La fin prévisible de l’anglais international

2018/06/22 | Par Pierre Dubuc

Dans les pages de ce journal, nous avons abondamment documenté, statistiques à l’appui, le recul du français au Canada et au Québec, si bien que certains, surtout parmi la jeune génération, se demandent si le combat n’est pas perdu d’avance et s’il ne vaudrait pas mieux jeter l'éponge.

À intervalles réguliers, les chantres de la francophonie nous rappellent que 274 millions de personnes parlent le français dans le monde, que le français vient au cinquième rang des langues le plus parlées au monde, qu’il est l’une des langues officielles de 57 États dans 29 pays, qu’il est la quatrième langue d’Internet, etc. Mais, devant la domination monstrueuse de l’anglais à laquelle nous devons faire face quotidiennement, il est difficile de nous rassurer.

 

Les principales langues classées par l’importance relative de leur population de locuteurs de lingua-franca

 

Pour élargir nos perspectives, il n’est pas sans intérêt d’examiner la dynamique des langues à l’échelle mondiale. C’est l’objet du livre de Nicholas Ostler, The Last Lingua Franca. English Until the Return of Babel (Walker & Company, 2010) (La dernière lingua franca. L’anglais jusqu’au retour de Babel). Sa thèse est que l’anglais, confronté aux nationalismes linguistiques et au développement des nouvelles technologies électroniques de traduction, est la dernière lingua franca, la dernière langue internationale de l’histoire.

Dans son analyse historique, Ostler montre que des lingua franca comme le persan et le latin ont été utilisées pendant des millénaires parce qu’elles étaient la langue du commerce international, d’empires militaires ou d’évangélisations religieuses. Ainsi, le latin se maintient après la chute de l’Empire romain, au Ve siècle, à cause de son association avec l’Église catholique. À partir du XIVe siècle, le latin devient la langue de la « République des lettres » en Europe et permet qu’elle constitue une seule communauté scientifique. Copernic, Érasme, Kepler, Galilée, Newton et Descartes publient leurs ouvrages en latin.

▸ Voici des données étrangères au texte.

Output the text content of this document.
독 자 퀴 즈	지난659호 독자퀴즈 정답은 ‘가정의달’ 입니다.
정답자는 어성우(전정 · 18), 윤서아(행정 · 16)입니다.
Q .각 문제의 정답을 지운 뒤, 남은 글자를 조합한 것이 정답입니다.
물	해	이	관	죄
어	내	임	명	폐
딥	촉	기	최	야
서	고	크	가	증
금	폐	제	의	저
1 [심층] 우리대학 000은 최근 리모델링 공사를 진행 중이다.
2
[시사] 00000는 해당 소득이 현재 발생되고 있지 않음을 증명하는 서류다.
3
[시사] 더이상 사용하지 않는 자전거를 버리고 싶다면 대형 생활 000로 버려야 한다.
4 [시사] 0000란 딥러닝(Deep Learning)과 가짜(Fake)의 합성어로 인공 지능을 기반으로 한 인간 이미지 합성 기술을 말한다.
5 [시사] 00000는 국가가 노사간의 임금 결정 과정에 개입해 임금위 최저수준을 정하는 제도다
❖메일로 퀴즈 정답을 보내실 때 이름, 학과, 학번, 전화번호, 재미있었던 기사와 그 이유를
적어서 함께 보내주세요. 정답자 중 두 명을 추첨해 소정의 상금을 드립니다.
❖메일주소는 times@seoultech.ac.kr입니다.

L’invention de l’imprimerie assure une plus grande diffusion du latin, mais elle amorce aussi son déclin. La Réforme protestante, qui prône la lecture individuelle de la Bible, et les besoins de l’éducation bourgeoise favorisent le développement des langues maternelles ou vernaculaires.

En 1539, la France adopte l’Ordonnance de Villers-Cotterêts, qui prescrit la rédaction en français des documents gouvernementaux. Paris jouera un rôle marquant pour la propagation du français comme lingua franca. Richelieu crée l’Académie française en 1635 et il impose le français comme langue de la diplomatie. Jusqu’au milieu du 20e siècle, le français sera la langue de l’élite européenne.

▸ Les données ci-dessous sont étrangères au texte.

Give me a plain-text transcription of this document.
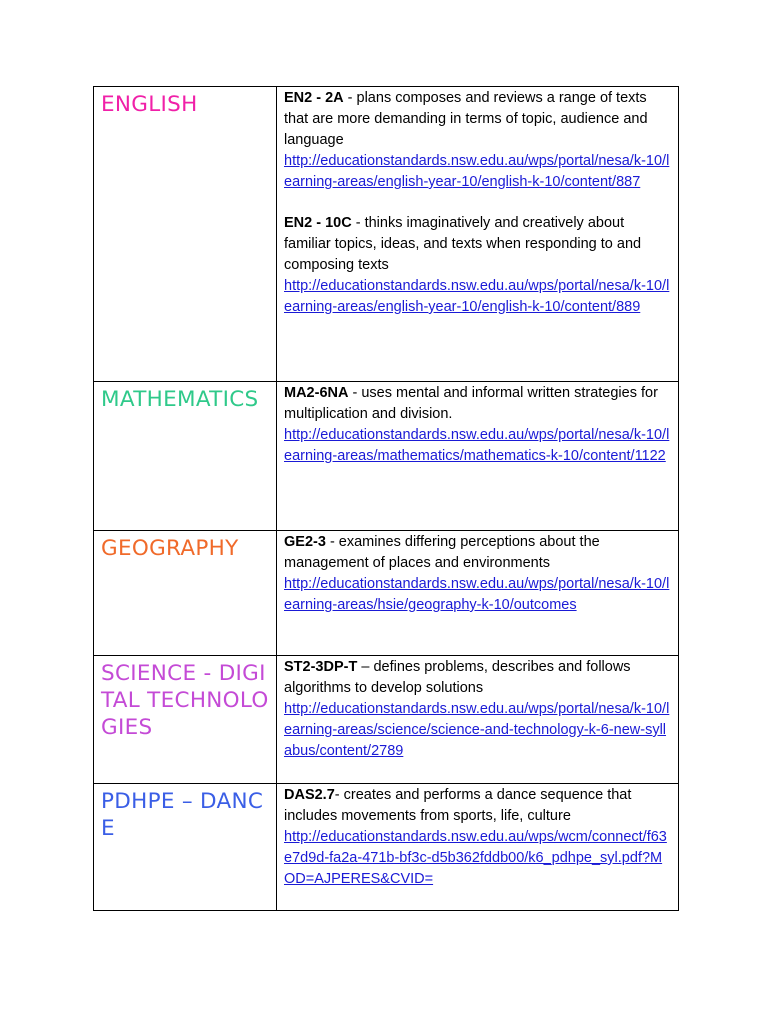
ENGLISH	EN2 - 2A - plans composes and reviews a range of texts that are more demanding in terms of topic, audience and language
http://educationstandards.nsw.edu.au/wps/portal/nesa/k-10/learning-areas/english-year-10/english-k-10/content/887
EN2 - 10C - thinks imaginatively and creatively about familiar topics, ideas, and texts when responding to and composing texts
http://educationstandards.nsw.edu.au/wps/portal/nesa/k-10/learning-areas/english-year-10/english-k-10/content/889

MATHEMATICS	MA2-6NA - uses mental and informal written strategies for multiplication and division.
http://educationstandards.nsw.edu.au/wps/portal/nesa/k-10/learning-areas/mathematics/mathematics-k-10/content/1122

GEOGRAPHY	GE2-3 - examines differing perceptions about the management of places and environments
http://educationstandards.nsw.edu.au/wps/portal/nesa/k-10/learning-areas/hsie/geography-k-10/outcomes

SCIENCE - DIGITAL TECHNOLOGIES	ST2-3DP-T – defines problems, describes and follows algorithms to develop solutions
http://educationstandards.nsw.edu.au/wps/portal/nesa/k-10/learning-areas/science/science-and-technology-k-6-new-syllabus/content/2789

PDHPE – DANCE	DAS2.7- creates and performs a dance sequence that includes movements from sports, life, culture
http://educationstandards.nsw.edu.au/wps/wcm/connect/f63e7d9d-fa2a-471b-bf3c-d5b362fddb00/k6_pdhpe_syl.pdf?MOD=AJPERES&CVID=
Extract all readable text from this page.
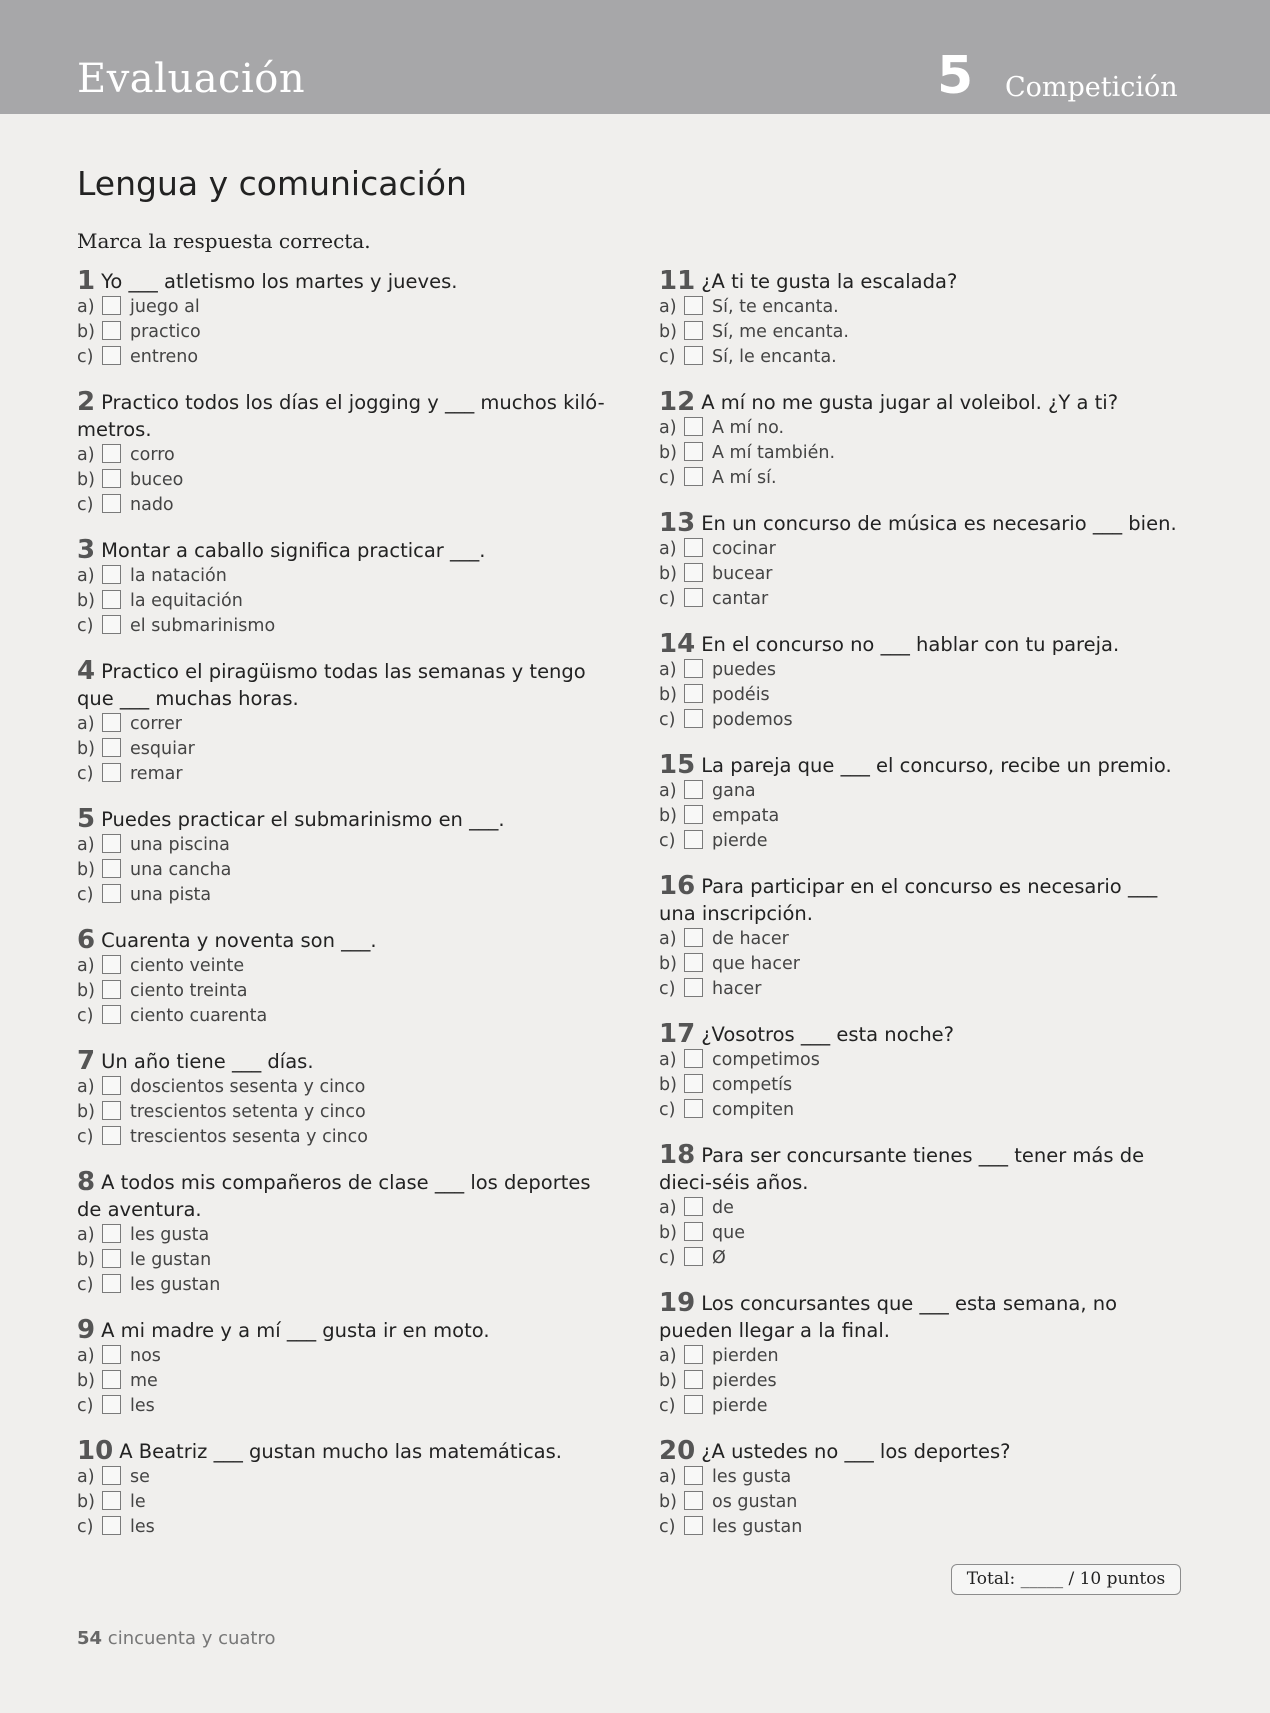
Evaluación	5 Competición
Lengua y comunicación
Marca la respuesta correcta.
1 Yo ___ atletismo los martes y jueves.
a) juego al
b) practico
c) entreno
2 Practico todos los días el jogging y ___ muchos kiló-metros.
a) corro
b) buceo
c) nado
3 Montar a caballo significa practicar ___.
a) la natación
b) la equitación
c) el submarinismo
4 Practico el piragüismo todas las semanas y tengo que ___ muchas horas.
a) correr
b) esquiar
c) remar
5 Puedes practicar el submarinismo en ___.
a) una piscina
b) una cancha
c) una pista
6 Cuarenta y noventa son ___.
a) ciento veinte
b) ciento treinta
c) ciento cuarenta
7 Un año tiene ___ días.
a) doscientos sesenta y cinco
b) trescientos setenta y cinco
c) trescientos sesenta y cinco
8 A todos mis compañeros de clase ___ los deportes de aventura.
a) les gusta
b) le gustan
c) les gustan
9 A mi madre y a mí ___ gusta ir en moto.
a) nos
b) me
c) les
10 A Beatriz ___ gustan mucho las matemáticas.
a) se
b) le
c) les
11 ¿A ti te gusta la escalada?
a) Sí, te encanta.
b) Sí, me encanta.
c) Sí, le encanta.
12 A mí no me gusta jugar al voleibol. ¿Y a ti?
a) A mí no.
b) A mí también.
c) A mí sí.
13 En un concurso de música es necesario ___ bien.
a) cocinar
b) bucear
c) cantar
14 En el concurso no ___ hablar con tu pareja.
a) puedes
b) podéis
c) podemos
15 La pareja que ___ el concurso, recibe un premio.
a) gana
b) empata
c) pierde
16 Para participar en el concurso es necesario ___ una inscripción.
a) de hacer
b) que hacer
c) hacer
17 ¿Vosotros ___ esta noche?
a) competimos
b) competís
c) compiten
18 Para ser concursante tienes ___ tener más de dieci-séis años.
a) de
b) que
c) Ø
19 Los concursantes que ___ esta semana, no pueden llegar a la final.
a) pierden
b) pierdes
c) pierde
20 ¿A ustedes no ___ los deportes?
a) les gusta
b) os gustan
c) les gustan
Total: _____ / 10 puntos
54 cincuenta y cuatro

L’anglais prévaudra comme lingua franca à partir de la conquête de la Nouvelle-France, au terme de la Guerre de Sept Ans. La victoire de l’anglais est consacrée officiellement sur le plan diplomatique avec la signature en 1919 du Traité de Versailles. Pour la première fois, depuis le Traité de Rastatt en 1712, un traité international était rédigé dans une autre langue que le français. Depuis, à la faveur de la domination des empires britannique et états-unien, l’anglais a le statut dominant que nous lui connaissons bien aujourd’hui.

Cependant, la question se pose quant à son avenir. Va-t-il demeurer une langue cohérente ou se fractionner et se développer dans une famille de langues, qui deviendront graduellement de plus en plus distinctes les unes des autres, comme ce fut le cas pour le latin?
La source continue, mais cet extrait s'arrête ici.